According to the Centers for Disease Control and Prevention, each year, over 18,000 people are diagnosed with oropharyngeal cancer. About 70% of those cases are caused by HPV. Although standard care for HPV-positive oropharyngeal cancers (consisting of combination chemotherapy and radiation therapy) is successful in achieving a 5-year survival rate of about 85%—compared to only 55% for HPV-negative cancers—patients often suffer from permanent radiotherapy-related morbidity, including problems with speech and swallowing.
Study Methodology and Findings
The researchers analyzed data from 80 oropharyngeal cancers in The Cancer Genome Atlas. Instead of classifying tumors as HPV-positive or HPV-negative, the researchers examined all tumors based on their level of HPV gene expression.
The researchers found an initial panel of 582 HPV-correlated genes that distinguished three subgroups: a high-HPV group, a low-HPV group, and an HPV-negative group. Each group had statistically significant survival differences. Additional analysis led to a panel of 38 genes that are able to distinguish between the two HPV-positive subgroups.
A variety of genetic analyses confirmed the distinction between the HPV-positive subgroups, and the researchers discovered two viral genes generally not thought to be important for tumor progression that were significantly different between these subgroups. In addition, cell-line studies showed these genes to be correlated with radiation sensitivity.
Finally, the researchers developed a prognostic biomarker signature for identification of this subgroup of HPV-positive oropharyngeal squamous cell carcinoma and validated it in independent patient cohorts of HPV-related oropharyngeal and cervical carcinomas. In each case, the gene panel appeared to be prognostic of survival and performed better than available clinical factors, such as smoking status and tumor size.
The “findings could translate to improved patient stratification for treatment deintensification and new therapeutic approaches for treatment-resistant HPV-related cancer,” concluded the study authors.
Clinical Significance
“Patients with HPV-positive oropharyngeal tumors are living a long time after radiation treatment, but often are left with significant long-term morbidity, including problems with speech or swallowing,” said Curtis R. Pickering, PhD, Assistant Professor of Head and Neck Surgery at The University of Texas MD Anderson Cancer Center and a coauthor of this study. “Therefore, there’s a desire among clinicians to reduce, or de-escalate, therapy to lessen severe side effects. However, we currently don’t have good biomarkers to safely determine which patients are candidates for de-escalation…. What I’m hoping is we’ve found some new fundamental aspects of HPV biology related to the carcinogenic process, the progression of the tumor, and response to therapy. If we’re able to validate this in future studies, it could be incredibly clinically useful across several HPV-related tumor types.”
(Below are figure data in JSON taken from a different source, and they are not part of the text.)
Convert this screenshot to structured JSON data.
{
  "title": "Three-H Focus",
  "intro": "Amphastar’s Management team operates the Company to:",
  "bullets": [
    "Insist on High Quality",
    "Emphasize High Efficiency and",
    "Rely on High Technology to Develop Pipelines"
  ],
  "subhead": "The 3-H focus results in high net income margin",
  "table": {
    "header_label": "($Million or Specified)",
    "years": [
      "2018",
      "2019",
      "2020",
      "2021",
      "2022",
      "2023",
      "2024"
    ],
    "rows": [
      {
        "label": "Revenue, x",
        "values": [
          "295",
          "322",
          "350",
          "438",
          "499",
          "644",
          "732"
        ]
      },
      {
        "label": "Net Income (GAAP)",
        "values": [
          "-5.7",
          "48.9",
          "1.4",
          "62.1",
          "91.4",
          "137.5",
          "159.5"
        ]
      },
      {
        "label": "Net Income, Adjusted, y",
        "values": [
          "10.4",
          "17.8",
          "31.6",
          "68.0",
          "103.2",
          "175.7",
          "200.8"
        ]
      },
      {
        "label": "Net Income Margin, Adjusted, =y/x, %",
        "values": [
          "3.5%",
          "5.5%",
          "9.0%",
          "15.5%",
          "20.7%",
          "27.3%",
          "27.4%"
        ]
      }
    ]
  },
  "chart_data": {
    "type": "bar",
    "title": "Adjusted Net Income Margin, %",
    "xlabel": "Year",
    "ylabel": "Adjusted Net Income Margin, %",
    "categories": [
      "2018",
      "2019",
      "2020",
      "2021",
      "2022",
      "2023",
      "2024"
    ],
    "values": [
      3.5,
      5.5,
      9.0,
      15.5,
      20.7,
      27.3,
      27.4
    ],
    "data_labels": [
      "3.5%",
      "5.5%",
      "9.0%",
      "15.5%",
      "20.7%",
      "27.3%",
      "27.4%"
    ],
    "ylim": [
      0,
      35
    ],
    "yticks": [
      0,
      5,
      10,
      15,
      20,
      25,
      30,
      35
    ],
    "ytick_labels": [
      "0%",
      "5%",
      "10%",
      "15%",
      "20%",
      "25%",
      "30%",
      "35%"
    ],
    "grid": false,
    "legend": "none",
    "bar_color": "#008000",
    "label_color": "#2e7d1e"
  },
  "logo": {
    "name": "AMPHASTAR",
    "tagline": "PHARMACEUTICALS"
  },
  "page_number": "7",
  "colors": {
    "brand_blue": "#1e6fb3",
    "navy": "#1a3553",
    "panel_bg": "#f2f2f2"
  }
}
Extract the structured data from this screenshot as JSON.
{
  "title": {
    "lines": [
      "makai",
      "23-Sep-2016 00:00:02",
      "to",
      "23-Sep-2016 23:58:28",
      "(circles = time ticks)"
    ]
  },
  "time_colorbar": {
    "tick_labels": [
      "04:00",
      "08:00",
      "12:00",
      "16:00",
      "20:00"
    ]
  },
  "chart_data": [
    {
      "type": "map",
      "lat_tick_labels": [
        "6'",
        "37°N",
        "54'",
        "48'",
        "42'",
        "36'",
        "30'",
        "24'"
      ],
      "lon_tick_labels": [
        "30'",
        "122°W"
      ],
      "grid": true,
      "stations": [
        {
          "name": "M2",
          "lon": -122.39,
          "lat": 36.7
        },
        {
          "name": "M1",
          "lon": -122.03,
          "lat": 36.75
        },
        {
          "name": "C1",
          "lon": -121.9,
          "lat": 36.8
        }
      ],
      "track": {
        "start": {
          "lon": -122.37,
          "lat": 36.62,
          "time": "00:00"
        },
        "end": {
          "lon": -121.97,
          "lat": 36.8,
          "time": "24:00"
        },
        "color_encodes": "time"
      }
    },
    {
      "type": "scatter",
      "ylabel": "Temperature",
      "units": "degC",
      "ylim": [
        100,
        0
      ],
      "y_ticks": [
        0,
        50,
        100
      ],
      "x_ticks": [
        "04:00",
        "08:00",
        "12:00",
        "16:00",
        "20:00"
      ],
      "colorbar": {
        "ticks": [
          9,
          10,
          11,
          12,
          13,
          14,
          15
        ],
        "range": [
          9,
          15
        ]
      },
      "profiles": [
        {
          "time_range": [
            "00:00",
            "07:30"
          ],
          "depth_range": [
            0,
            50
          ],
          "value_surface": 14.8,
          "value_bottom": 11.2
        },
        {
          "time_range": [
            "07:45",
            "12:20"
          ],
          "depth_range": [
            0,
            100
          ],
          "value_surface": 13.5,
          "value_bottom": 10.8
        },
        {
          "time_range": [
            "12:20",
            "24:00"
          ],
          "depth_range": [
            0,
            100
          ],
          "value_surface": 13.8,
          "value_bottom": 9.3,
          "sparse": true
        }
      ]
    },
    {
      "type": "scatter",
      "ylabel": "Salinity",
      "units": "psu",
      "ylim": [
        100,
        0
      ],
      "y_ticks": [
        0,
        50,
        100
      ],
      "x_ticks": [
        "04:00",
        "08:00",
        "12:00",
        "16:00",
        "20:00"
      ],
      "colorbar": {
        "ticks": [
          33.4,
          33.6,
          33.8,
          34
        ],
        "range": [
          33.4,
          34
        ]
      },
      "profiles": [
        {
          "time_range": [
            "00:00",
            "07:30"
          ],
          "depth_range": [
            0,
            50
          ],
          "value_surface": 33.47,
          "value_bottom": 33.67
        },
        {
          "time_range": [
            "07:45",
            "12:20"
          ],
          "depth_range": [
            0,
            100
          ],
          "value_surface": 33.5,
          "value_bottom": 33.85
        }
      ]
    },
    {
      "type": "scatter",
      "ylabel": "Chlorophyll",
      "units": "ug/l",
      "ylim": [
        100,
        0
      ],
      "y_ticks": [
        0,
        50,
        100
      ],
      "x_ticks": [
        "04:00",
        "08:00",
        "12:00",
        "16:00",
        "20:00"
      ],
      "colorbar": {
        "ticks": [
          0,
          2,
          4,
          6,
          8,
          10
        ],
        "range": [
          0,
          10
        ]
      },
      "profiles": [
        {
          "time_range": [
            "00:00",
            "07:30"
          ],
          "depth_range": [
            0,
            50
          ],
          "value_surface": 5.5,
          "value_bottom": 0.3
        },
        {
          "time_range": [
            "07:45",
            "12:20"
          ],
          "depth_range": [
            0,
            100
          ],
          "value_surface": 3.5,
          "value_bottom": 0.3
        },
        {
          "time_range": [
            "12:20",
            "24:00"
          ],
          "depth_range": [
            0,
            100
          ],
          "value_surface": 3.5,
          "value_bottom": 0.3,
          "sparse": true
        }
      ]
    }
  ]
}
Dr. Pickering is the corresponding author of this study.
Disclosure: Funding for this study was provided by the National Institutes of Health, the National Cancer Institute, and the HPV-Related Cancers Moon Shot. The study authors’ full disclosures can be found at insight.jci.org.
The content in this post has not been reviewed by the American Society of Clinical Oncology, Inc. (ASCO®) and does not necessarily reflect the ideas and opinions of ASCO®.